Mae was born in Decatur, ‘The River City’, in Alabama. She moved up to Chicago when she was a toddler so that her mother, who had completed two years of college, could find work other than house cleaning. She was audacious even as a child, spending the days on the streets of Chicago with her brother and sister. When she was a small child she managed to jump into the front seat of her father’s parked Buick and pull it into drive, keeping control of the car just long enough to crash it.

In 1968, trying to reassert control after the riots that tore through the city in the wake of the murder of Martin Luther King, Chicago Mayor Richard Daley sent the National Guard out onto the streets. In her autobiography, Finding Where the Wind Goes, Mae Jemison describes watching them through the screen door, as hot summer air crept past her into the house. Watching them walk her street in procession, with loaded guns held in front of them, Mae says she ‘knew as a ten-year-old-girl I was not precious to these adults. I believed they would kill me as readily as they would kill the Vietnamese.’ After that afternoon crouched urgently by the door, she promised she would never allow herself to be as afraid again.

She quickly grew talldf and irrepressibly intelligent. She fell in love with science fiction, despite the blatant non-representation of people of colour in her favourite authors, Arthur C. Clarke and Isaac Asimov. She identified with them as others who understood her love of science: ‘The mystery was as important and inescapable to me as it was to them. That mystery was unifying.’

At sixteen she was accepted to Stanford University, where she studied Chemical Engineering as her major, as well as Political Science, Languages and Computer Programming. Despite facing what was at times open discrimination from her professors, she was massively successful at her course. In her autobiography she describes the value of her self-conviction, built by ‘falling down and getting up and knowing I was worthwhile, just because I was me.’ After she gained her degree, she moved to New York and studied medicine at Cornell University, then worked for Peace Corps as an Area Medical Officer in Sierra Leone.

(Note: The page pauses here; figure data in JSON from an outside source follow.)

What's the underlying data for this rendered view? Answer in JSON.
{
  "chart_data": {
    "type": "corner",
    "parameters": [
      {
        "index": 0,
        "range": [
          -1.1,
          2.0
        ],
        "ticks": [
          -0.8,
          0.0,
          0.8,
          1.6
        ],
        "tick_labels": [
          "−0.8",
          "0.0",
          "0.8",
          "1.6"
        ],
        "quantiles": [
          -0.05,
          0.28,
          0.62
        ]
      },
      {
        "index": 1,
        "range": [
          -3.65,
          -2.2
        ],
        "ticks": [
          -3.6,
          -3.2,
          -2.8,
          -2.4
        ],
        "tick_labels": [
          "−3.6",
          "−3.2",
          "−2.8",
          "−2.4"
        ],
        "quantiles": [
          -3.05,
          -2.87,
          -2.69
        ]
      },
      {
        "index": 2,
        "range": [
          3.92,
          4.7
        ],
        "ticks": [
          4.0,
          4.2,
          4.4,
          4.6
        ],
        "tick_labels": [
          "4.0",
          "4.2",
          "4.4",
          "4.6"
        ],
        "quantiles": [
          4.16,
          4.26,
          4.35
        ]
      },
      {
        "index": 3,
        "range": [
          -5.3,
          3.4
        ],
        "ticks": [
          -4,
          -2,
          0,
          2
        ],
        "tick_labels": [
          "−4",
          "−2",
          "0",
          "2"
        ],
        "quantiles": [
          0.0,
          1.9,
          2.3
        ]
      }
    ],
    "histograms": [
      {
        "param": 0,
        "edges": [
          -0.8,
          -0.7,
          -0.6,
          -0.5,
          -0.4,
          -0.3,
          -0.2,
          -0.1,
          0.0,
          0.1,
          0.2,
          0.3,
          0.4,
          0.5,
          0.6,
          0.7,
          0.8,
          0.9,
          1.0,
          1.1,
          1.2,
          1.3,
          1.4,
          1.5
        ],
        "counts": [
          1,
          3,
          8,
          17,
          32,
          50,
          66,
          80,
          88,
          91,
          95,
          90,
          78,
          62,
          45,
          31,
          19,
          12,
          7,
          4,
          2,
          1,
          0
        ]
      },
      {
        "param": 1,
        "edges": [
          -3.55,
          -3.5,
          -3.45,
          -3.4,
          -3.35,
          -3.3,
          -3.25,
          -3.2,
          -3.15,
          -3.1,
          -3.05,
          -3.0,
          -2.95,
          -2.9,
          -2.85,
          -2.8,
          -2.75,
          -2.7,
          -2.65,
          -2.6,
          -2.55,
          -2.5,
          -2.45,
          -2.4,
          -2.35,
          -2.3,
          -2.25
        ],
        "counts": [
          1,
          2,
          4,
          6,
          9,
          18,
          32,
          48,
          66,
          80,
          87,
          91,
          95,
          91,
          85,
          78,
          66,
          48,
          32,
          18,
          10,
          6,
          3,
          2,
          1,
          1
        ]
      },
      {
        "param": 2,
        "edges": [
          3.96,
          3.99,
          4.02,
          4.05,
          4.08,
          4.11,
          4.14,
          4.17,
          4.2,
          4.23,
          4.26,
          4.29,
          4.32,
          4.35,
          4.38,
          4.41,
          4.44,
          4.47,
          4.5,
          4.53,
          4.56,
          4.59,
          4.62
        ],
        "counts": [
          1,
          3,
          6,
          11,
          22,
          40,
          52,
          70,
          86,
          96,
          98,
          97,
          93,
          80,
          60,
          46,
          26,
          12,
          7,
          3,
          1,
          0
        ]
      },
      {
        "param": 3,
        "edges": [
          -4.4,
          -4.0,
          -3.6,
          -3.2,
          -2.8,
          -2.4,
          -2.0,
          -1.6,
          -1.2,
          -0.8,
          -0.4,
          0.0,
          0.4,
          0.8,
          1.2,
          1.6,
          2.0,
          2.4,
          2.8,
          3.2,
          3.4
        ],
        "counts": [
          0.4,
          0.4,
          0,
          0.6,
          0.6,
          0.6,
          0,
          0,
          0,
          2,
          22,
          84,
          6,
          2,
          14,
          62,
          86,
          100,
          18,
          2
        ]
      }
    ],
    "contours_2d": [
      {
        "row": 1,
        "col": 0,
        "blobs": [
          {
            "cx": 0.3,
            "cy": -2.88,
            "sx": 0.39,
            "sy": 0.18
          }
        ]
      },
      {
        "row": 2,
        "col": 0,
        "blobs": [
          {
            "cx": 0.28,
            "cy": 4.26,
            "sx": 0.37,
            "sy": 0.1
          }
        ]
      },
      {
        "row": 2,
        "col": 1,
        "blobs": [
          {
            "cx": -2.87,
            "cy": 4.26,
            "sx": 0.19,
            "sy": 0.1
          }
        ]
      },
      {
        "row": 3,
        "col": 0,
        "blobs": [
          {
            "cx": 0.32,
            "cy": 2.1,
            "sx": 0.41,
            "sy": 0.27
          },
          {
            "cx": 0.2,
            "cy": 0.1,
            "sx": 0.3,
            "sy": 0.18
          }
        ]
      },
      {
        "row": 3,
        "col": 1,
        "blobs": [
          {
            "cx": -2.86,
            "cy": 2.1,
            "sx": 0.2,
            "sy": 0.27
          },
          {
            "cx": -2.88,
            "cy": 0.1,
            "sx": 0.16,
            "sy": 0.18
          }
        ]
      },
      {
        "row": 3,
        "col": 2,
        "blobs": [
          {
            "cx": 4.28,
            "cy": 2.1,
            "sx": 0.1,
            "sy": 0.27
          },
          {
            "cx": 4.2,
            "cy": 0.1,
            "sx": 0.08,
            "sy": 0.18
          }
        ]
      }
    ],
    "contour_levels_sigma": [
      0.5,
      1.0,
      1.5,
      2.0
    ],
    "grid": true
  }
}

Once she returned to the United States in 1986, she got a job as a doctor in Los Angeles and applied to NASA to work as an astronaut. Years earlier, she had upset adults around her by defiantly declaring that anyone who tried to claim that women could and should not work as astronauts was nonsensical.’ Now she had applied, along with two thousand others, willing to disprove that theory herself.

On the day she heard she had been accepted to the astronaut programme, Mae finished her day at work, went to an aerobics class, stayed up until late watching reruns of Start Trek and started to pack to move to Houston.

Jemison flew from September 12th to 20th, 1992, as a Mission Specialist on flight STS-47, spending 190 hours in space, and conducting short experiments in fluid dynamics and transport phenomena.

Reflecting on her flight in her autobiography, Jemison writes: ‘When I sat in the space shuttle waiting for launch, an incredible, huge grin came across my face.

‘I grinned for that girl walking down Monterey Avenue on a cold Chicago winter evening, astronomy and adventure books tucked under her arm.’